Geçmişten ders çıkarmak…
Köyün birine eski zamanda bir çakmak getirmişler, çakmak o kadar kıymetli ki, sağı-solu yakmaması, yanlış işlerde kullanmaması için güvenilir birine teslim etmek gerekiyormuş. Köylüleri toplayıp bu ateş aletini kime verelim diye sormuşlar. Köylüler de muhtarı salık vermiş, ihtiyaç duydukça alır, ateşimizi yakarız, demişler.
Muhtar çakmağı alınca -ateşin sahibi olarak- giderek saygınlığı artmış, etrafında dalkavuklar, yağcılar toplanmaya başlamış. Saygı arttıkça muhtarın kibri de büyümüş.
Etrafından daha çok saygı, daha çok korku beklemeye başlamış. Ateşi kendine verenin köylüler olduğunu unutmuş. Dalkavukların da tahrikleri ile ateşi baskı ve korkutmak için kullanmaya başlamış, kiminin evini, kiminin tarlasını yakmış.

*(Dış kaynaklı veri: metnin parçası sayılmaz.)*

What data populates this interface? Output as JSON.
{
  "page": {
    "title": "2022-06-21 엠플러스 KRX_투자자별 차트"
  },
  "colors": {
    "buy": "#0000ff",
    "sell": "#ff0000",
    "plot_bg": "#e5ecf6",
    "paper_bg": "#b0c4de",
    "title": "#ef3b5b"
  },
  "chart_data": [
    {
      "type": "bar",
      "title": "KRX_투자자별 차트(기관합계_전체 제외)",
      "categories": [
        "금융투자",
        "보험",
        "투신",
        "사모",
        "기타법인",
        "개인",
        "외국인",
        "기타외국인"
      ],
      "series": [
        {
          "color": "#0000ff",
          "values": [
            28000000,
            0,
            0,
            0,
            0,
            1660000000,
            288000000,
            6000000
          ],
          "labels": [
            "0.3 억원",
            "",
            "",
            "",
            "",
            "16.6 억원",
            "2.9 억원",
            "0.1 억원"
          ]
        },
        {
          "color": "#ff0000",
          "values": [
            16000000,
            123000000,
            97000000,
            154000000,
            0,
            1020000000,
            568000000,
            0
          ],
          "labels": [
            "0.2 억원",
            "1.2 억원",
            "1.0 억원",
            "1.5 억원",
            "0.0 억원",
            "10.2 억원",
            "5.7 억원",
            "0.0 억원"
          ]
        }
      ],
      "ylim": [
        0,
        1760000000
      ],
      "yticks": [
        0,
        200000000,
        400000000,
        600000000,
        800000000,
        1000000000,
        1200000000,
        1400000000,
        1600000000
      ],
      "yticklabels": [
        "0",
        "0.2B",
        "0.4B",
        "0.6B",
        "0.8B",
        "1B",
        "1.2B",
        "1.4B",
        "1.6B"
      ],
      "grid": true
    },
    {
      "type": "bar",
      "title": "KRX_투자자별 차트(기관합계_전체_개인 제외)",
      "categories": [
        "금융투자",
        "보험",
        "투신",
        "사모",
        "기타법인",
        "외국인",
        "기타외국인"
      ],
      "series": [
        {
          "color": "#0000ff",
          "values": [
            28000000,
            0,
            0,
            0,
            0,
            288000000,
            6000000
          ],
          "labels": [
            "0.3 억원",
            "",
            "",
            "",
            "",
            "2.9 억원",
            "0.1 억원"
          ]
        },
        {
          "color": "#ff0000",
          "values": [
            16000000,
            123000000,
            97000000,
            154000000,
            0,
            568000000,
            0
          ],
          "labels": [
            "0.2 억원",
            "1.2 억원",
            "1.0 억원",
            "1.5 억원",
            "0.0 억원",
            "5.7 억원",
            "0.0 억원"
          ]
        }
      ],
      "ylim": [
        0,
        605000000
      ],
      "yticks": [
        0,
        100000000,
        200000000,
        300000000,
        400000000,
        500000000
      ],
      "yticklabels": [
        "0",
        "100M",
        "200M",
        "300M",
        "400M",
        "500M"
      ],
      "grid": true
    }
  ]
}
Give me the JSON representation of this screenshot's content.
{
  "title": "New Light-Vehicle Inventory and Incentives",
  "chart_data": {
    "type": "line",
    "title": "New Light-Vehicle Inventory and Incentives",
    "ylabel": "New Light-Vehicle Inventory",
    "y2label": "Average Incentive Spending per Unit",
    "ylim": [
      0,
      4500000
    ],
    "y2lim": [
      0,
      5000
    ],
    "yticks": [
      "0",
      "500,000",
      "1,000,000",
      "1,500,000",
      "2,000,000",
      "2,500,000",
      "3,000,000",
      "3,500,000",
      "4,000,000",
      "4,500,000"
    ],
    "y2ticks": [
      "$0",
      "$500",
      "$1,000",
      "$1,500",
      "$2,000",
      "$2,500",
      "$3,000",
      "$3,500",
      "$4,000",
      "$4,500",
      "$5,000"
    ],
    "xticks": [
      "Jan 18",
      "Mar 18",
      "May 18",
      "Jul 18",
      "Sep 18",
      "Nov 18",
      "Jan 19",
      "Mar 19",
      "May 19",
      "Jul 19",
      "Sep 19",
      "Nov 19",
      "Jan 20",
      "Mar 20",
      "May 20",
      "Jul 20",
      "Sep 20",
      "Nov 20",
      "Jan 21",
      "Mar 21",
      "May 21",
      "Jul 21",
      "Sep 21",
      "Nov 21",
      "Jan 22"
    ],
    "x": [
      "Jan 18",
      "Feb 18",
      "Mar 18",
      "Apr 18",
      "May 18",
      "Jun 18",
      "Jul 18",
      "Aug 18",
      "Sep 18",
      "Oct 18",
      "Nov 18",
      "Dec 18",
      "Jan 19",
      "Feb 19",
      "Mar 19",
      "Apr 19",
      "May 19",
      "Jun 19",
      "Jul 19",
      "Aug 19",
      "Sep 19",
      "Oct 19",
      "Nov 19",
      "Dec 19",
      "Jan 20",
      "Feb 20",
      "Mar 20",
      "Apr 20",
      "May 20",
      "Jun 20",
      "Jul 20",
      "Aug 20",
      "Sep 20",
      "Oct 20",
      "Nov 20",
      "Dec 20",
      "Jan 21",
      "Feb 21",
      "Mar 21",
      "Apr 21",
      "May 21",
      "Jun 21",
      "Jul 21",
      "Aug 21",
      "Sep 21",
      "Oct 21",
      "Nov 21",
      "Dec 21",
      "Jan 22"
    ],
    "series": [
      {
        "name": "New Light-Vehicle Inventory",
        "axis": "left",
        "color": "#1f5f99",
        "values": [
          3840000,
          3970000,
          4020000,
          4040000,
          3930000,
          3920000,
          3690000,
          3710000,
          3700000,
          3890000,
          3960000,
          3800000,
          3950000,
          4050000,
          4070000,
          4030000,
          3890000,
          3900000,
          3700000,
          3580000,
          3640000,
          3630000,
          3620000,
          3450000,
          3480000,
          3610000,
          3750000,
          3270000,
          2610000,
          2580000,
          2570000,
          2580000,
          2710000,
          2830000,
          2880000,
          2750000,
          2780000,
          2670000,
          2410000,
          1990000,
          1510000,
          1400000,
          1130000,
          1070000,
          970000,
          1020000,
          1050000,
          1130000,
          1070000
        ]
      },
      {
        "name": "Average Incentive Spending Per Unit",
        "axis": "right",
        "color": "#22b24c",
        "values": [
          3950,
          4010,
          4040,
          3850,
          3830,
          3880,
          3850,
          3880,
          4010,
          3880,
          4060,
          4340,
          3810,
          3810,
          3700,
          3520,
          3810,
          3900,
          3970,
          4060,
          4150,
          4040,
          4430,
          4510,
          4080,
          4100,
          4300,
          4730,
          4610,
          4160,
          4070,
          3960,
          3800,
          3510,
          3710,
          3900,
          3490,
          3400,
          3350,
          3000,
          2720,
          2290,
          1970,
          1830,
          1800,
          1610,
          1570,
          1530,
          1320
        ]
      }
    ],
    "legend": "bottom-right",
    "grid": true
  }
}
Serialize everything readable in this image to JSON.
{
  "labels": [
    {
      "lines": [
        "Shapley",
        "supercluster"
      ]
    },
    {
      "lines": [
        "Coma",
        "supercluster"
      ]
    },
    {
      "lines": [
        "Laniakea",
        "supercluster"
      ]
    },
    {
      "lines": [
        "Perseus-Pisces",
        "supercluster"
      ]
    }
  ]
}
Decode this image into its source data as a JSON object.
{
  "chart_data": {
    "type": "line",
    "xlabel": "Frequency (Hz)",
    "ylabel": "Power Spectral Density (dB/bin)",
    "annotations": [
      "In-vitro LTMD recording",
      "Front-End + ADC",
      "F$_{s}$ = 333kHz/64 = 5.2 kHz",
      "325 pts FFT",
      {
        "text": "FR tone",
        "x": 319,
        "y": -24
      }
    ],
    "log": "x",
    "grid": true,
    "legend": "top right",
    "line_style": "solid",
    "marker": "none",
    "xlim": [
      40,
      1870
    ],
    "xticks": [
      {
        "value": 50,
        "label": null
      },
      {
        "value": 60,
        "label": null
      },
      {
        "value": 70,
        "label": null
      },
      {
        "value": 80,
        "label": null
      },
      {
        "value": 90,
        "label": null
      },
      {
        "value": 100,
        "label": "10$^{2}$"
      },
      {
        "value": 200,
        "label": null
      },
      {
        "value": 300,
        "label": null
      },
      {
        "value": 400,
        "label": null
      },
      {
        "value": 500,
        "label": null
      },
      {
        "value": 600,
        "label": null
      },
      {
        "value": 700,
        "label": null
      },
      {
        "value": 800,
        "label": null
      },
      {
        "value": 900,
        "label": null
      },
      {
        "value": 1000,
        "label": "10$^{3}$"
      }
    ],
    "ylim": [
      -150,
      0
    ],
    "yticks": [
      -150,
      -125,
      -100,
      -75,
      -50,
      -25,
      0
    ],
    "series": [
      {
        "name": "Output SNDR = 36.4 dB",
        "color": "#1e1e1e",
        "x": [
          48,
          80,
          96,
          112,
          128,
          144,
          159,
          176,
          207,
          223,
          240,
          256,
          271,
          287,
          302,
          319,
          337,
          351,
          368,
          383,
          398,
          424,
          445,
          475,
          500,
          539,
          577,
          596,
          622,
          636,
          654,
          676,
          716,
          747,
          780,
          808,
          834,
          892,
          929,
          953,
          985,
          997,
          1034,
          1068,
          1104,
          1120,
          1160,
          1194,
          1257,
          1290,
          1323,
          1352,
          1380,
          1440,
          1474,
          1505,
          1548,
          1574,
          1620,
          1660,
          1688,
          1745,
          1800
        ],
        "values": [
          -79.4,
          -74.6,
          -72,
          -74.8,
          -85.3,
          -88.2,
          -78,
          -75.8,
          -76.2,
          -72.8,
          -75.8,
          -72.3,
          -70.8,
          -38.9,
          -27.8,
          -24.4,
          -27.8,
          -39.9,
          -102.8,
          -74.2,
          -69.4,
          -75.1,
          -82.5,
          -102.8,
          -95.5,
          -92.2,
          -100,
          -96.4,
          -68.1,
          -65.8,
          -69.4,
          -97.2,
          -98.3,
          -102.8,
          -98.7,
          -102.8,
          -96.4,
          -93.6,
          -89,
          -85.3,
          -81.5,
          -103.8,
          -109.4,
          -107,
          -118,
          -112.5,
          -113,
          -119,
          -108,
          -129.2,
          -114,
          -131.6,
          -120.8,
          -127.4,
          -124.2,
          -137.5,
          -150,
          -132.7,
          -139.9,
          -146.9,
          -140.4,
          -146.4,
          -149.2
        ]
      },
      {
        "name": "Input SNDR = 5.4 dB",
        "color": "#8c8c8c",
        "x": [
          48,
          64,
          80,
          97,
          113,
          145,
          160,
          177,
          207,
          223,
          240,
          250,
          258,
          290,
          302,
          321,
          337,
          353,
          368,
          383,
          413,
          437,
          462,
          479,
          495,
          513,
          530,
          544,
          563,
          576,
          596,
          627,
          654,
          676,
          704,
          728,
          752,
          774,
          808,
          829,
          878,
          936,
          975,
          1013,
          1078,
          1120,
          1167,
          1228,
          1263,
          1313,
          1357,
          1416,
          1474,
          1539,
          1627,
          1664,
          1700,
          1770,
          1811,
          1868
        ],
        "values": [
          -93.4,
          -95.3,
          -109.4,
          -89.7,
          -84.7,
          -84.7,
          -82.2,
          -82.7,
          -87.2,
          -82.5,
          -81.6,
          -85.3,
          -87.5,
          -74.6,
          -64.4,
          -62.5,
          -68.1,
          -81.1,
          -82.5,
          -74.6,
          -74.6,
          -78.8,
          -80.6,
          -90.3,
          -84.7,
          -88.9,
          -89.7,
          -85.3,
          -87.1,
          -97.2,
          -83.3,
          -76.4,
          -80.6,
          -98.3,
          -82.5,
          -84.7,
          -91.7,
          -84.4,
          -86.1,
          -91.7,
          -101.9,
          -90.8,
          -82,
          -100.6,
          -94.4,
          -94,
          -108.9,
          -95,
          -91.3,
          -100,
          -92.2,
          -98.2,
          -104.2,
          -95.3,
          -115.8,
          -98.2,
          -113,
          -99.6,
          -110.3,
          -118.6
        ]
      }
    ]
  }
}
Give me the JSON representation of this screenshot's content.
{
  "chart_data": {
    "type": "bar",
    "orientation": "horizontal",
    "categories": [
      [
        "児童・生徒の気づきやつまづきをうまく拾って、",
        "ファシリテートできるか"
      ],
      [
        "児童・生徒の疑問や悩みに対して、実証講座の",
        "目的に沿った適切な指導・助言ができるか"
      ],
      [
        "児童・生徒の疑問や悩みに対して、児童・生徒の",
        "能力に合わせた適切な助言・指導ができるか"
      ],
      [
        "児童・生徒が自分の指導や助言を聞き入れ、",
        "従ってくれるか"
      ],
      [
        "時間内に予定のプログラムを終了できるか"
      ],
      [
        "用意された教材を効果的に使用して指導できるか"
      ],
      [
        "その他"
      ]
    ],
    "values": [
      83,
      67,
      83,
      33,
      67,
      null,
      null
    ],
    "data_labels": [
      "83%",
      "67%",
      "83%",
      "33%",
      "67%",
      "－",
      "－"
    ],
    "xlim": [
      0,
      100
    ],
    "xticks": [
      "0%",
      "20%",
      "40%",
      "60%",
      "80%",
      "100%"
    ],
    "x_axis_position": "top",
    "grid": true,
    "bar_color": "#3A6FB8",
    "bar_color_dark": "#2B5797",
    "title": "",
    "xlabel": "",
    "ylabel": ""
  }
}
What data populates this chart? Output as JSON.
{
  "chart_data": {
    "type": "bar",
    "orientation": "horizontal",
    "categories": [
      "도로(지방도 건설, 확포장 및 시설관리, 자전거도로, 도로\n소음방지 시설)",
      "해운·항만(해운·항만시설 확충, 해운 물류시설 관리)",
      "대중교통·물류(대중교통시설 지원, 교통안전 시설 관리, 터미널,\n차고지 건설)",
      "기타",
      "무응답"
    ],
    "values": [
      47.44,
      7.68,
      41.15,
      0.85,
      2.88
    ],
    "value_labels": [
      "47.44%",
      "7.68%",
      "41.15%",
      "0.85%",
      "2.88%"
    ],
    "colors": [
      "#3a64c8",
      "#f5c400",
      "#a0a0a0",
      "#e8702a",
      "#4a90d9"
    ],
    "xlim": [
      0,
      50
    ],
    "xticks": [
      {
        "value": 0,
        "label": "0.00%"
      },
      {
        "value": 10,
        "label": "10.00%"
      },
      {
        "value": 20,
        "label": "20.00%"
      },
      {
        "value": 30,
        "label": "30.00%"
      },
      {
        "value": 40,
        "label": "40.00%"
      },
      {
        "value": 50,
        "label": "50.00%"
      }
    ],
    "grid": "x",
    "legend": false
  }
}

Tarlalar sürülemez, evler yaşanamaz hale gelmiş. Muhtarın baskısından köylüler yavaş yavaş köyden ayrılmaya başlamışlar. Ticaret durmuş, köye gelen çerçilerin ayağı kesilmiş, çevre köyler gelişirken muhtarın köyü giderek gerilemiş.
Muhtarın köylülerinden biri kendileri gerilerken, çevre köylerin niçin geliştiğini merak edip çevre köylerden birine gitmiş.
Oradaki zenginliği, bağı bahçeyi görünce sormuş; “Sizde çakmak yok mu?”
Köylüler; “var” demişler,
“Peki, sizin köy böyle nasıl gelişti, bağınız, bahçeniz yanmadan nasıl böyle kaldı, bizim köyde her şey tarumar oldu?”
Köylüler; “yoksa siz çakmağı bir kişiye mi verdiniz?”
“Evet, muhtara verdik.”
“Eyvah! Büyük yanlış yapmışsınız, hiç çakmak bir kişiye verilir mi?”
“Siz öyle yapmadınız mı?”
“Hayır, biz öyle yapmadık, biz çakmağı bir kişiye verdik, çakmak taşını başka bir kişiye, benzinini başkasına verdik.
Ateş yakmak için üçünün bir araya gelmesi gerekiyor. Biri yanlış bir şey yapmaya kalksa, ötekiler izin vermiyor.”
“Desenize biz hepsini bir kişiye vermekle kendi kendimizi yakmışız...!"
Bu memleketi yönetenlere yıllardır oy veririz…
Genelde, iktidar olan partilere, yerelde belediye başkanlarına memleketi güzel yönetecekler…
İnsanca yaşanabilir bir hizmetleri gerçekleştirecekler…
Yalanın, talanın, soygunun, insan kayırmanın olmadığı bir yaşam sunacaklar diye…
Hepimiz tercih ettiğimiz parti veya onun adayına oy veririz…
Seçilip koltuğa oturdular mı?
Milletin anasından emdiği sütü burnundan getiriyorlar…
Bir avuç yandaşı ve methiye düzenleri mutlu oluyor sadece…
Ben de yanlış insanlara oy vererek kendi kendime yakmışım!
Bundan sonra çakmağı bir kişiye, taşını başka bir kişiye, benzinini de başka bir kişiye vereceğim…
Toplumsal gelişmenin de çürümenin de temelinde yöneticilerin tavrı yatar.